On Dec 20th, support for a new type of scope-based applications were added to Naviga ID. These new applications make use of the scope variable when fetching access tokens. Erroneously, the presence of a non empty string value in the scope parameter was used as an identifier for these new scope-based applications. When the system tried to handle a legacy application as a scope-based application, an internal error was triggered and a 500 HTTP error was returned. Because no test-case for this scenario existed for legacy applications, the problem was not identified during development.

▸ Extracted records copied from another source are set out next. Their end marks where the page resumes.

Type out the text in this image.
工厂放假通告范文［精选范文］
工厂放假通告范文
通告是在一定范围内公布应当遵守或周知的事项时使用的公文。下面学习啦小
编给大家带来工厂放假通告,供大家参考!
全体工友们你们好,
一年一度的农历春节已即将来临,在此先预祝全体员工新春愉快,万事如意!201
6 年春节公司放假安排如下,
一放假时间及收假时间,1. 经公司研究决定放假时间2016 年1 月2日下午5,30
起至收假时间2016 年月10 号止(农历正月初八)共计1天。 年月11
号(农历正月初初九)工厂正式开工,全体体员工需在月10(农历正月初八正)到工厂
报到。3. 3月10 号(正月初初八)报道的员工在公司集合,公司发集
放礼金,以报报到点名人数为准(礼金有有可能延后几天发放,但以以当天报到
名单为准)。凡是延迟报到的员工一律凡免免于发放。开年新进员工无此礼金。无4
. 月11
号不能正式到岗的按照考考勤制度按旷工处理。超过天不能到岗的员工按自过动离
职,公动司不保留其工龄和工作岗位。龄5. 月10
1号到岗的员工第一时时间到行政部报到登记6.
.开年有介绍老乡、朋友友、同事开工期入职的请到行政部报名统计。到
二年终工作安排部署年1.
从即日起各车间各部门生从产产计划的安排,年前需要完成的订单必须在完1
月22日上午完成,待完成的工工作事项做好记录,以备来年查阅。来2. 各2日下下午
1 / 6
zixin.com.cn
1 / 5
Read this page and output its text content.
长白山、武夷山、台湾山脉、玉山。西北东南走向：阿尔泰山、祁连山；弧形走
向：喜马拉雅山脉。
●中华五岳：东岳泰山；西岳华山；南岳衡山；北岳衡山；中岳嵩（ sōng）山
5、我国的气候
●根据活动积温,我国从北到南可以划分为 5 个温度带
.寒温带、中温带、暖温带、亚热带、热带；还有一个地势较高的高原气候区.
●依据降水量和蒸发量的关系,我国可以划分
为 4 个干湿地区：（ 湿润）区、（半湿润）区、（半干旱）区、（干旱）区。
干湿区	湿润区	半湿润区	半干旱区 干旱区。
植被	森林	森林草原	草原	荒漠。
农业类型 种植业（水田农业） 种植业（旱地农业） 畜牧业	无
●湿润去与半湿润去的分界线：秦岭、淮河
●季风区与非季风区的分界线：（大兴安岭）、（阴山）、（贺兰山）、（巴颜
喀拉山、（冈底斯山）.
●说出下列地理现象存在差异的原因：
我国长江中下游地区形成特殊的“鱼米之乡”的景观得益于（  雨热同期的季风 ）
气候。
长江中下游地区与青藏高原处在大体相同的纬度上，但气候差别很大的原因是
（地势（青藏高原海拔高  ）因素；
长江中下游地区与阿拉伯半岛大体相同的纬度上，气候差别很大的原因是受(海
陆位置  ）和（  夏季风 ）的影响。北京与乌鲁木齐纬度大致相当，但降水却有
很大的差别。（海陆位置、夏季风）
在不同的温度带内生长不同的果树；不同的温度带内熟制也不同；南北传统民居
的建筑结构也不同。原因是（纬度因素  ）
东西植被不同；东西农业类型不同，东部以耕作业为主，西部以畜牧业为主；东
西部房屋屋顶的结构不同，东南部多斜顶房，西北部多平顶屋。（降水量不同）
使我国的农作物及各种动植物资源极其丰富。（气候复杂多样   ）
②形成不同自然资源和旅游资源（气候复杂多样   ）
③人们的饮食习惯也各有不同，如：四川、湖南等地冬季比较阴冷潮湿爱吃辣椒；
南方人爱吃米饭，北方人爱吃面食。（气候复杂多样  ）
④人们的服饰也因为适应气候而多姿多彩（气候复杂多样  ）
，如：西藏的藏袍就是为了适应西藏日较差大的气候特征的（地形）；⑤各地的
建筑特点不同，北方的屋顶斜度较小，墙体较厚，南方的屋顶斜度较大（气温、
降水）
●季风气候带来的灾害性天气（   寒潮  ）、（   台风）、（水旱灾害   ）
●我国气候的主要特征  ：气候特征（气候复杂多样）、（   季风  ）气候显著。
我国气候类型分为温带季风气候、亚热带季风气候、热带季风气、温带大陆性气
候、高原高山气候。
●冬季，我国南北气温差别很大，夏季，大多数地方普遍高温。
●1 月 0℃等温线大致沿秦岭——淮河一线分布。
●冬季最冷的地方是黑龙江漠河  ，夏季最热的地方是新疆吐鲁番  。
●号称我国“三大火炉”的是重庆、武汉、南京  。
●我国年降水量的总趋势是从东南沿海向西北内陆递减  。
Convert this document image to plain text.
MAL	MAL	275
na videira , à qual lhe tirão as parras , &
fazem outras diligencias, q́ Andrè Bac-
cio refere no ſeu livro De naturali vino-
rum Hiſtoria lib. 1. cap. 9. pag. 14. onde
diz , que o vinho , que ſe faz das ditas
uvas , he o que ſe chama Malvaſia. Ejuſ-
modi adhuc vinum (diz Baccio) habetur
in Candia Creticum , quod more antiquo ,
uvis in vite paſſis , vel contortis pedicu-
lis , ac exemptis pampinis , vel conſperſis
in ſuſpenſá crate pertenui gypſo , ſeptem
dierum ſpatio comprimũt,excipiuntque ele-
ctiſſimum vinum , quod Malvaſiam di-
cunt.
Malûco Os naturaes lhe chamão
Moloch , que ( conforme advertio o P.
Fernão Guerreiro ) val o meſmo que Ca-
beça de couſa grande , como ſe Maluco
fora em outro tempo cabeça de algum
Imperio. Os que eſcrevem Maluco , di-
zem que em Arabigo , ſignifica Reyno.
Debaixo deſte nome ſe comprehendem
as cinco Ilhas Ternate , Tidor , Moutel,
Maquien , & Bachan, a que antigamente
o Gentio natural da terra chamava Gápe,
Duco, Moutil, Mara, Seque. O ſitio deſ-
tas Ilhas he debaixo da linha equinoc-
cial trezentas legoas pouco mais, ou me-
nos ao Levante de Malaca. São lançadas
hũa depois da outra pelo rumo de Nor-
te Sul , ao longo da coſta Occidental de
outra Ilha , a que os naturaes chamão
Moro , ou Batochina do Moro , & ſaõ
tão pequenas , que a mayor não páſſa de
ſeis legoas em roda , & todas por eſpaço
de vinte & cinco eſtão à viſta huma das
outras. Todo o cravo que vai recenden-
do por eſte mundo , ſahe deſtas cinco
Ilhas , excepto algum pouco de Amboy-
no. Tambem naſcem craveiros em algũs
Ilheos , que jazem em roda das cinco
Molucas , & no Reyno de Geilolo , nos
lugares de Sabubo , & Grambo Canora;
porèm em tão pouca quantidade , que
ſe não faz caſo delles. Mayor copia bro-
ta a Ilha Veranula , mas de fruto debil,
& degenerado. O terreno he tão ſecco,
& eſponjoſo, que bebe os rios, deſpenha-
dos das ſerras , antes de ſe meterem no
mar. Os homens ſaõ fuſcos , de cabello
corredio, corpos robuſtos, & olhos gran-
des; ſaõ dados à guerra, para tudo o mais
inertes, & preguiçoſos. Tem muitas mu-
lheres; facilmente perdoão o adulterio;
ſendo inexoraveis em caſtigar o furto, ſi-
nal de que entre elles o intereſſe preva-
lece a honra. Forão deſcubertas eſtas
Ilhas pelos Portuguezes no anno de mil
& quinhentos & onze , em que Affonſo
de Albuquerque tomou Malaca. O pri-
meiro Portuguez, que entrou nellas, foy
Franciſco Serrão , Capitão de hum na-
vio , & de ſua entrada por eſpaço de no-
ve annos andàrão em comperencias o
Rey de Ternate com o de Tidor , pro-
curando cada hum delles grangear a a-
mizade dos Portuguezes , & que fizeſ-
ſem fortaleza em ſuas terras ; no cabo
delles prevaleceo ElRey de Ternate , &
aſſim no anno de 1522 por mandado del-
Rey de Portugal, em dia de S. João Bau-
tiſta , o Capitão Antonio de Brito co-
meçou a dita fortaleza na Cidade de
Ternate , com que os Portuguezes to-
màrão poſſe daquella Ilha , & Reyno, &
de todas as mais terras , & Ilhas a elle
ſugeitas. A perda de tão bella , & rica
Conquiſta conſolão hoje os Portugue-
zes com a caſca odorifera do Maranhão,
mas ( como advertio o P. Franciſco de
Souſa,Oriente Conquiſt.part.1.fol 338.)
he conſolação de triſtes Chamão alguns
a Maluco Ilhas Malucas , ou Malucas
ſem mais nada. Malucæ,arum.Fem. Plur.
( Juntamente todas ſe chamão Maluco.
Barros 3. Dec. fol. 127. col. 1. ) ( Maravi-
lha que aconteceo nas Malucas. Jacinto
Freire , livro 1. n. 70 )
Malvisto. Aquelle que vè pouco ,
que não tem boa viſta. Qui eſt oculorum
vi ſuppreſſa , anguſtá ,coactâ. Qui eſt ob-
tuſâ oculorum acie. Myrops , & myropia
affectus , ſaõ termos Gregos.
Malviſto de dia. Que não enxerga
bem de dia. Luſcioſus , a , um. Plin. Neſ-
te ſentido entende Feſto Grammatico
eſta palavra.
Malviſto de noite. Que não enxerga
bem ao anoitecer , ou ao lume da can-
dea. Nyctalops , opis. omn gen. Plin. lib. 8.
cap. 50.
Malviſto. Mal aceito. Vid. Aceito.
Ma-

Before the bug was fixed, one customer was identified that had two applications where the scope value was set to the string value "basic". A workaround for the customer was to remove the scope value. The fix in the access token service was to restore the previous behavior of ignoring the scope parameter for legacy applications.

Timeline

Time
Time since last event
Event

December 10th, 12:02

-

Scope-based application support deployed to Naviga ID Stage. Backwards compatibility broken.

December 20th, 12:43

10 days

Scope-based application support deployed to Naviga ID Production. Backwards compatibility broken.

December 20th, 12:44

1min

Elevated 500 error levels but no alarm triggered

December 20th, 15:01

2h, 17min

Customer reports issues with APIs in Slack

December 20th, 15:03

2min

First response by Naviga personnel

December 20th, 15:08

5min

Naviga ID developers notified about the issue. Unfortunately, both developers had clocked out and were not located right by a computer

December 20th, 15:20

12min

Naviga ID developer online and root cause identified

December 20th, 15:24

4min

Customer informed of workaround (remove scope from request)

December 20th, 15:30

6min

Workaround confirm to work by customer

December 20th, 16:29

59min

Fix released and verified in stage.

December 20th, 16:39

10min

Fix released and verified in prod.

Actions

Other learnings

  • Stage environments are not used in similar enough fashion to prod environments. Had they been, this issue would have been found and fixed before reaching production systems.

  • In future feature development, implement stricter validation from the beginning. Fail fast and early. Catching all backwards compatibility scenarios gets a lot trickier when looser validation is implemented.

  • The impact of issues might seem greater than they are when triggered by one or two traffic intensive clients.